A new Auckland housing development is an example of how private interests can work with public good to help get New Zealanders from all walks of life into warm, safe, secure homes. Wattle Park, a greenfield development of 112 brandnew homes on Mahia Rd in Manurewa, was officially blessed at dawn on 4th September 2020.

Wattle Park is a mixed-tenure residential subdivision, consisting of 53 houses owned and or leased by community housing providers (CHPs) Accessible Properties, Penina Health Trust, and Emerge Aotearoa, alongside private properties, and houses built for the Government’s KiwiBuild programme.

Of those houses, most are two-bedroom, but there are also one-bedroom and five-bedroom homes in the community housing mix, reflecting the different communities that each CHP serves. Each CHP secured a combination of funding from the Ministry of Housing and Urban Development, and lending through banks in addition to committing some of their own resources in order to finance and pay for the new homes. Some of the new Community Housing Provider homes at Wattle Park Community housing partnership in South Auckland gets more Kiwis into new homes. Attractively situated on a slope overlooking an estuary, there is a lovely outlook over the mangroves. The developer has made a feature of the natural environment, with walkways along the waterline and a feature made of a small creek. Residents will be able to enjoy the natural surrounds, and it will be a great place for kids to play and explore without feeling too ‘planned’ or artificial. Samoan pou, sourced from a hotel in Samoa, will form part of the landscape.

The homes themselves feature robust materials and are positioned for the sun. They are also built with accessibility in mind, with some homes particularly suited for those with mobility needs. Doubleglazing and good insulation will help keep them warm.

It’s a success story for community housing, and the CHPs worked hard with Watchman Capital property developer Marcus Jacobson to make it happen. “Marcus put in a huge effort pulling together the various parties including the Government’s KiwiBuild and Public Housing Programmes, as well as the 3 community housing providers, and keeping us heading in the same direction,” Accessible Properties housing development manager Nigel Smith says. Signature Homes is building the properties, which are blind tenure – meaning it’s not obvious who is a community housing tenant, or who owns each house.

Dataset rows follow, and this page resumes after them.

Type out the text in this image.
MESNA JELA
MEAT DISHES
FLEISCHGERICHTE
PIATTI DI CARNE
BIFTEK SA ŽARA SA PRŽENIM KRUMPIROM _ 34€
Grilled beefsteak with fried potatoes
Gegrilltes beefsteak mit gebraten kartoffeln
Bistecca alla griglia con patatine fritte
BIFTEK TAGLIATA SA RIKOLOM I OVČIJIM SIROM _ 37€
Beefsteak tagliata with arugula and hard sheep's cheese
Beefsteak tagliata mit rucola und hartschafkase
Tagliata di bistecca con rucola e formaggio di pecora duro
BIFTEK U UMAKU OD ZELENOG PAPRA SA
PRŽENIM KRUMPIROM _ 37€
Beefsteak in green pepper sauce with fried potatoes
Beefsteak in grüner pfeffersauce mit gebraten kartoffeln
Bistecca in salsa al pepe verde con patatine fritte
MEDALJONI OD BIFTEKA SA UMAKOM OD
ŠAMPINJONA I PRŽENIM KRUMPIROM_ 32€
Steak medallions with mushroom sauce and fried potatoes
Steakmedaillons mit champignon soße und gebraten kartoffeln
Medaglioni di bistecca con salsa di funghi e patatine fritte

“It is a fantastic mixed development right on the estuary waterfront with community owned social housing, homes available for first time buyers and the general market,” Emerge Aotearoa national housing manager Hope Simonsen says. The development also has a natural small creek running through the middle of it. Penina Health Trust chief executive Roine Lealaiauloto says the project is testament to providers working together. The trust has 15 two-bedroom homes in the development, and is its first-ever development. “We are excited about it obviously, we had to make sure people work together, because housing is a complex problem and no one organisation is going to be able to deal with it alone,” she says.

The three organisations intend to establish a thriving community, so the CHPs will be meeting on a regular basis and involving tenants in decisions that affect them. “It’s important that people have a say about what happens in their community,” Hope says. “The mix of one, two, and five bedroom homes will also attract a range of family sizes, creating a truly mixed community.”

“One of Accessible Properties goals is to provide a place for the people we house to belong and thrive, where they are included and have the opportunity to make a positive contribution to their community.” Nigel says. “The Wattle Park development has a really good feel to it and I believe we have laid the foundations for what will hopefully be a strong and vibrant community." Roine agrees adding that “Stable, adequate housing means that kids don’t go to 10 different schools before they turn 10, it means they can keep the same set of friends, they are grounded, have memories and long-term relationships, and that they can stay connected to their local communities.”